But I seem to remember some bad press about farmed salmon. A thing of the past, Lonsdale reassures me. "Long gone are the days where you have intensive farming. Now the fish arrive in beautiful shape, their tails intact." Too many fish in too small an area, Lonsdale explains, used to result in their fins getting damaged. Sometimes, too, there were parasites. "But those practices are long behind us. Now we have less fish in more space."

Lonsdale divests me of another notion when I express my preference for salmon with no fat. "A fat-free salmon is a lazy salmon," he laughs. "It's not swimming enough." So a strong-swimming salmon is marbled with fat? It's not like us humans then: the more we exercise the leaner we are. You don't want a lot of fat either, he clarifies. "What you need to look for is a nice, even pink throughout the fillet and skin with no discolouration."

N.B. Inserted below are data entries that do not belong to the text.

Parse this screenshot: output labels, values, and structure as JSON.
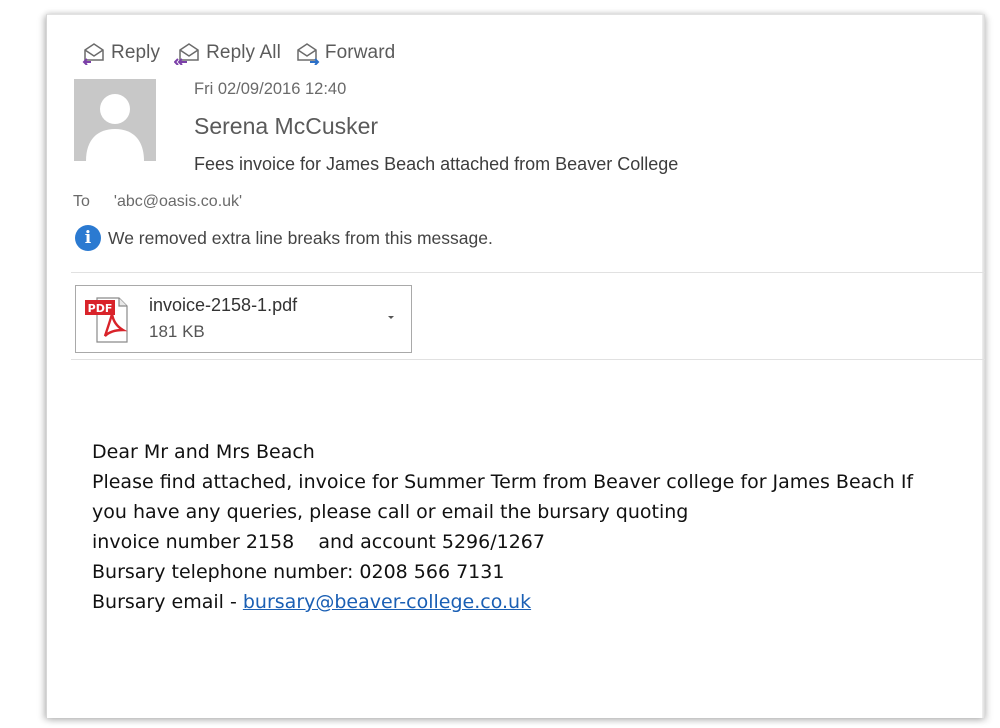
{
  "toolbar": {
    "reply_label": "Reply",
    "reply_all_label": "Reply All",
    "forward_label": "Forward"
  },
  "message": {
    "date": "Fri 02/09/2016 12:40",
    "sender": "Serena McCusker",
    "subject": "Fees invoice for James Beach attached from Beaver College",
    "to_label": "To",
    "to_value": "'abc@oasis.co.uk'",
    "info_notice": "We removed extra line breaks from this message."
  },
  "attachment": {
    "name": "invoice-2158-1.pdf",
    "size": "181 KB",
    "badge": "PDF"
  },
  "body": {
    "greeting": "Dear Mr and Mrs Beach",
    "line1": "Please find attached, invoice for Summer Term from Beaver college for James Beach If",
    "line2": "you have any queries, please call or email the bursary quoting",
    "line3": "invoice number 2158    and account 5296/1267",
    "line4": "Bursary telephone number: 0208 566 7131",
    "email_prefix": "Bursary email - ",
    "email_link": "bursary@beaver-college.co.uk"
  },
  "colors": {
    "accent_blue": "#2b7ad1",
    "link_blue": "#1a5fb4",
    "pdf_red": "#d9232a"
  },
  "icons": {
    "reply": "reply-envelope-icon",
    "reply_all": "reply-all-envelope-icon",
    "forward": "forward-envelope-icon",
    "info": "info-icon",
    "attachment": "pdf-file-icon",
    "dropdown": "chevron-down-icon",
    "avatar": "person-silhouette-icon"
  }
}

Kris Webb likes making these midweek for her family: "Yummy, healthy and quick to throw together." The original recipe from Australian Gourmet Traveller called for smoked salmon, but Webb put her own spin on these heavenly croquettes, adding a flaked, cooked salmon fillet to the mixture. "It made it more nourishing and we like the combination of fresh and smoked." I slathered these with homemade dill aioli, but Webb prefers a good chilli sauce. Makes 18-20 (6cm) cakes.

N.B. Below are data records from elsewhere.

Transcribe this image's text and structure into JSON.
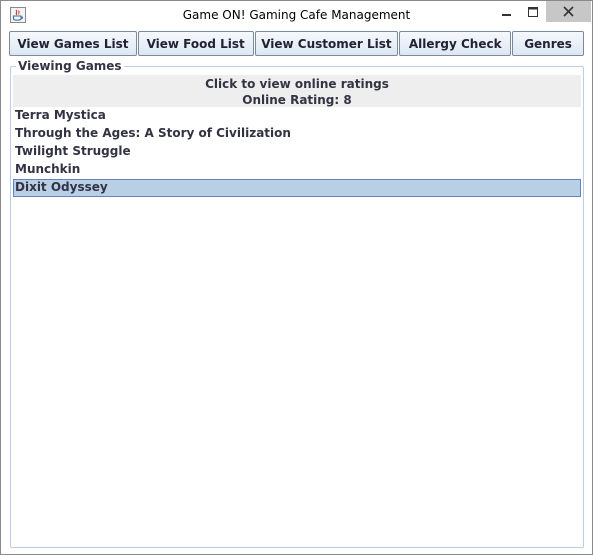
{
  "window": {
    "title": "Game ON! Gaming Cafe Management"
  },
  "toolbar": {
    "buttons": [
      {
        "label": "View Games List"
      },
      {
        "label": "View Food List"
      },
      {
        "label": "View Customer List"
      },
      {
        "label": "Allergy Check"
      },
      {
        "label": "Genres"
      }
    ]
  },
  "panel": {
    "title": "Viewing Games",
    "info_line1": "Click to view online ratings",
    "info_line2": "Online Rating: 8"
  },
  "games": {
    "items": [
      {
        "label": "Terra Mystica",
        "selected": false
      },
      {
        "label": "Through the Ages: A Story of Civilization",
        "selected": false
      },
      {
        "label": "Twilight Struggle",
        "selected": false
      },
      {
        "label": "Munchkin",
        "selected": false
      },
      {
        "label": "Dixit Odyssey",
        "selected": true
      }
    ]
  },
  "colors": {
    "selection_fill": "#b8cfe5",
    "selection_border": "#6382bf",
    "button_border": "#7a8a9a"
  }
}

Ingredients 3 medium-large potatoes 300g salmon fillet 5ml vegetable oil 5ml butter 300g smoked salmon 5g parsley, finely chopped 3 green onions, finely chopped 15ml dill, finely chopped 3 eggs 125g breadcrumbs 30ml vegetable oil 30ml butter Method Peel and quarter the potatoes and boil in salted water until almost cooked (about 10 minutes). Cool, then grate the potatoes and place in a large bowl. Melt the butter and oil in a frying pan and pan-fry the salmon fillet until done. (About 10 minutes on each side. Check the centre for doneness.) Place the fillet on a plate and finely flake with a fork and knife. Add the salmon to the bowl of grated potatoes. Finely chop the smoked salmon and add to the mixture. Add the chopped herbs: parsley, green onions and dill. Mix well (clean hands work best). Form the salmon-potato mixture into patties (approximately 1cm thick and 6cm in diameter) and place them on a baking sheet lined with wax paper.

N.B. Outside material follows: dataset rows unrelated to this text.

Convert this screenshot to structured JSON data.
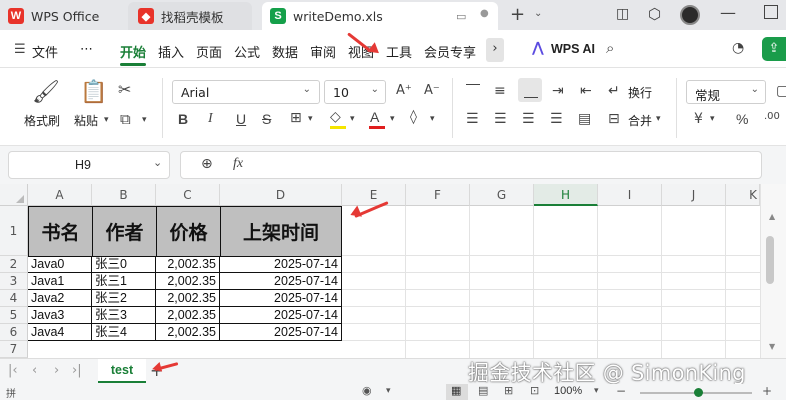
{
  "titlebar": {
    "tabs": [
      {
        "label": "WPS Office",
        "icon": "wps-logo-icon",
        "color": "#e8332a"
      },
      {
        "label": "找稻壳模板",
        "icon": "docer-icon",
        "color": "#e8332a"
      },
      {
        "label": "writeDemo.xls",
        "icon": "spreadsheet-icon",
        "badge": "S",
        "color": "#15a04a"
      }
    ]
  },
  "menubar": {
    "file": "文件",
    "more": "⋯",
    "items": [
      "开始",
      "插入",
      "页面",
      "公式",
      "数据",
      "审阅",
      "视图",
      "工具",
      "会员专享"
    ],
    "active_index": 0,
    "ai_label": "WPS AI"
  },
  "ribbon": {
    "format_painter": "格式刷",
    "paste": "粘贴",
    "font_name": "Arial",
    "font_size": "10",
    "wrap": "换行",
    "merge": "合并",
    "number_format": "常规",
    "currency": "¥",
    "percent": "%",
    "bold": "B",
    "italic": "I",
    "underline": "U",
    "strike": "S"
  },
  "formula": {
    "name_box": "H9",
    "fx": "fx",
    "value": ""
  },
  "grid": {
    "columns": [
      "A",
      "B",
      "C",
      "D",
      "E",
      "F",
      "G",
      "H",
      "I",
      "J",
      "K"
    ],
    "selected_column": "H",
    "rows": [
      "1",
      "2",
      "3",
      "4",
      "5",
      "6",
      "7"
    ],
    "headers": [
      "书名",
      "作者",
      "价格",
      "上架时间"
    ],
    "data": [
      [
        "Java0",
        "张三0",
        "2,002.35",
        "2025-07-14"
      ],
      [
        "Java1",
        "张三1",
        "2,002.35",
        "2025-07-14"
      ],
      [
        "Java2",
        "张三2",
        "2,002.35",
        "2025-07-14"
      ],
      [
        "Java3",
        "张三3",
        "2,002.35",
        "2025-07-14"
      ],
      [
        "Java4",
        "张三4",
        "2,002.35",
        "2025-07-14"
      ]
    ]
  },
  "sheets": {
    "tabs": [
      "test"
    ],
    "active": "test",
    "add": "+"
  },
  "status": {
    "left": "拼",
    "zoom": "100%"
  },
  "watermark": "掘金技术社区 @ SimonKing",
  "colors": {
    "accent": "#1a7f37",
    "header_fill": "#bfbfbf",
    "annotation": "#e53935"
  }
}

Lightly beat three eggs in a small bowl. Put breadcrumbs in another small bowl. Dip each patty in first the beaten egg, then coat in the bowl of breadcrumbs. Place each patty back on the baking sheet. Continue until all the patties are breaded. Melt the butter and oil in a frying pan over medium-high heat. Working three or four at a time, cook the patties until they're brown and crunchy, about two minutes on each side. Serve with homemade dill aioli or chilli sauce.